The goat’s hair is collected during the moulting season, a period of several weeks in spring, when the animals naturally shed their hairs. In China and Mongolia the down is removed by hand with a coarse comb. In New Zealand, Australia, Iran and Afghanistan the hair is collected by shearing. The coarse guard hair is separated from the fine undercoat hair by a process known as ‘dehairing’. One pound of goat hair produces approximately 4 to 6 ounces of cashmere hair fibres.
Cashmere fibres are highly adaptable and are easily constructed into fine or thick yarns, and light to heavy-weight fabrics. Appropriate for all climates. A high moisture content allows insulation properties to change with the relative humidity in the air.
Textiles made from cashmere are very soft, light and lustrous; it is the most expensive hair fibre. Cashmere is capable of being dyed to a broad range of colours and accepts dye equally as well as wool.
Back to top
Silk filament is produced by caterpillars (bombyx mori). For thirty-five days after it has hatched from the eggs laid by its parent moth, the caterpillar, normally referred to as a silkworm, spends its time eating the leaves of a mulberry tree. It then, in the course of two or three days' spinning, surrounds itself in a cocoon which consists of a continuous and very fine filament of silk. The silkworm then turns itself into a moth, which escapes by making a hole through the cocoon.

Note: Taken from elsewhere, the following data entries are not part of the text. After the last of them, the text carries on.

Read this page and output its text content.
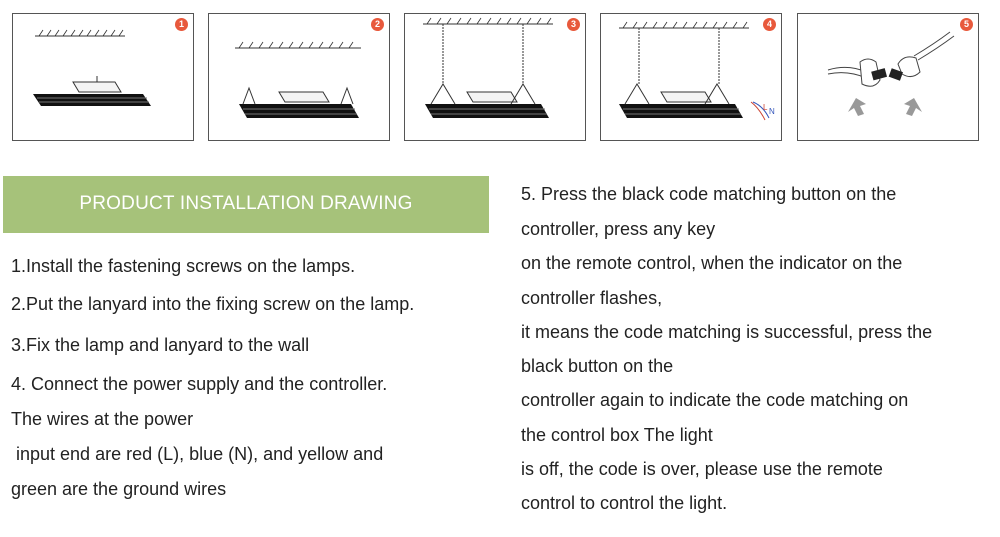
1	2	3
L N
4	5
PRODUCT INSTALLATION DRAWING
1.Install the fastening screws on the lamps.
2.Put the lanyard into the fixing screw on the lamp.
3.Fix the lamp and lanyard to the wall
4. Connect the power supply and the controller.
The wires at the power
input end are red (L), blue (N), and yellow and
green are the ground wires
5. Press the black code matching button on the
controller, press any key
on the remote control, when the indicator on the
controller flashes,
it means the code matching is successful, press the
black button on the
controller again to indicate the code matching on
the control box The light
is off, the code is over, please use the remote
control to control the light.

Each cocoon produces a filament between 650-975 yards in length. Between five and eight of these super-fine filaments are twisted together into one thread. The silk threads are then woven into cloth.

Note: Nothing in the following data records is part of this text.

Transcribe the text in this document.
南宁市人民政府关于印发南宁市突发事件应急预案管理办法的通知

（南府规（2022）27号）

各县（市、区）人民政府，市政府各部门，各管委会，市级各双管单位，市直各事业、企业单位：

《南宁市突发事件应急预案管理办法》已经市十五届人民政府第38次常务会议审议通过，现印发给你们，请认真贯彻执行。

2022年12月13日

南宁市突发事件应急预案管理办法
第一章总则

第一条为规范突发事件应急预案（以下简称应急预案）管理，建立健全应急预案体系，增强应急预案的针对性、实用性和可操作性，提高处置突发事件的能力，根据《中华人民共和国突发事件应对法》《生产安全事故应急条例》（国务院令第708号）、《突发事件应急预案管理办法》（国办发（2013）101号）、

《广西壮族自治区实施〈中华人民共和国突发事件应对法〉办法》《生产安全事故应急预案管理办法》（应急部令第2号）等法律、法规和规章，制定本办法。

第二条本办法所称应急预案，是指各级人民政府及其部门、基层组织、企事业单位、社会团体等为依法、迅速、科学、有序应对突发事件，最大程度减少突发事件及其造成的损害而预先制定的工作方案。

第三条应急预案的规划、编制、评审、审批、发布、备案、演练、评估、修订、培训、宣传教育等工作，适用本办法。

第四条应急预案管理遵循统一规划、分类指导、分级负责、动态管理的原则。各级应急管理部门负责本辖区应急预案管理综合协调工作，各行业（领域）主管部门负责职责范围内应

Silk is also a very strong fibre; indeed a silk filament is stronger than a steel filament of the same diameter.
Silk is viewed as both cool and warm. Fine filament silk is made into fabrics that contain a small volume of enclosed air. This allows the fabric to lie smoothly on the skin creating a cooling effect. However, the compact and fine silk filaments are also good insulators when a layer of warm air is formed between the fabric and the skin. If the layer of warm air is prevented from escaping, as in the case of silk lined gloves, then a very effective thermal insulation is created.
Shantung silk is a dupioni type of silk that originates from the Shantung province of China. Dupioni silk is reeled from two or more cocoons that are nested together. The resulting threads of yarn are coarse, irregular and uneven, which results in a stiff fabric that has a rough texture with many slubs, knots and bumps in it.
Back to top
Enamel (or vitreous enamel) is created by fusing powdered glass (usually of differing colours) to a substratum of metal or ceramic. The fusing process is achieved by firing (heating) at temperatures of between 750 and 850 degrees Celsius. This causes the glass powder to melt and flow to produce a hard, smooth and durable vitreous coating on metal, glass or ceramic. It is often applied in a paste form and may be transparent or opaque when fired. Vitreous enamel can be applied to most metals.

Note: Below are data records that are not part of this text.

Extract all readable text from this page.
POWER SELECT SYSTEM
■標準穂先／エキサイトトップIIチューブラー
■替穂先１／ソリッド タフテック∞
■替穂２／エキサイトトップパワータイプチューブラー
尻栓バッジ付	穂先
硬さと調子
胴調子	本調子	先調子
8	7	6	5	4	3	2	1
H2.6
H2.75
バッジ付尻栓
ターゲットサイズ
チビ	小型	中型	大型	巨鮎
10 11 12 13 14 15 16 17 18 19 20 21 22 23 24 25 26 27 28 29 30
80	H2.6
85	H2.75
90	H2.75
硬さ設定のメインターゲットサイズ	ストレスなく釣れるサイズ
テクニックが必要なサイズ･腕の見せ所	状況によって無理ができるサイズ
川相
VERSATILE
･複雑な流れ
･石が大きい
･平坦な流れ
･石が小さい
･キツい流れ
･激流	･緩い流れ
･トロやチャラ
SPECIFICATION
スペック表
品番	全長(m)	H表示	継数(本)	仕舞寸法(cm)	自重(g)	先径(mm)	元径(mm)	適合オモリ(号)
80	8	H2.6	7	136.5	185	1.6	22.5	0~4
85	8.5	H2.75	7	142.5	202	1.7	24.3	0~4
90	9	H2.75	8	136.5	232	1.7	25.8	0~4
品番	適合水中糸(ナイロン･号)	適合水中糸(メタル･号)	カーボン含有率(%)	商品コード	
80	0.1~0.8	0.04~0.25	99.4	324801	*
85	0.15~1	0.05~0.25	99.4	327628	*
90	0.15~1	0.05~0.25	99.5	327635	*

Enamelling is an old and widely-adopted technology. Most of the world’s leading civilisations practiced “Enamelling” including the Egyptians, Greeks, Romans and Chinese. The bright, jewel-like colours have also made enamel a favoured choice for designers of jewellery. Perhaps the most famous enameller was Peter Carl Fabergé who produced fabulous enamelled eggs for the Russian court. Enamelling was also a favourite technique of the Art Nouveau movement jewellers.
Back to top
The only products Turnbull & Asser currently offer containing bone are our ‘bone collar stays’. These are hand made.
The bone used in our collar stays comes from cows (Bos Indicus). Bone is a totally natural product and like leather is a by-product of the meat industry. Bone is bio-degradable and can be recycled.
Bone is a traditional material for collar stiffeners and is naturally strong and flexible.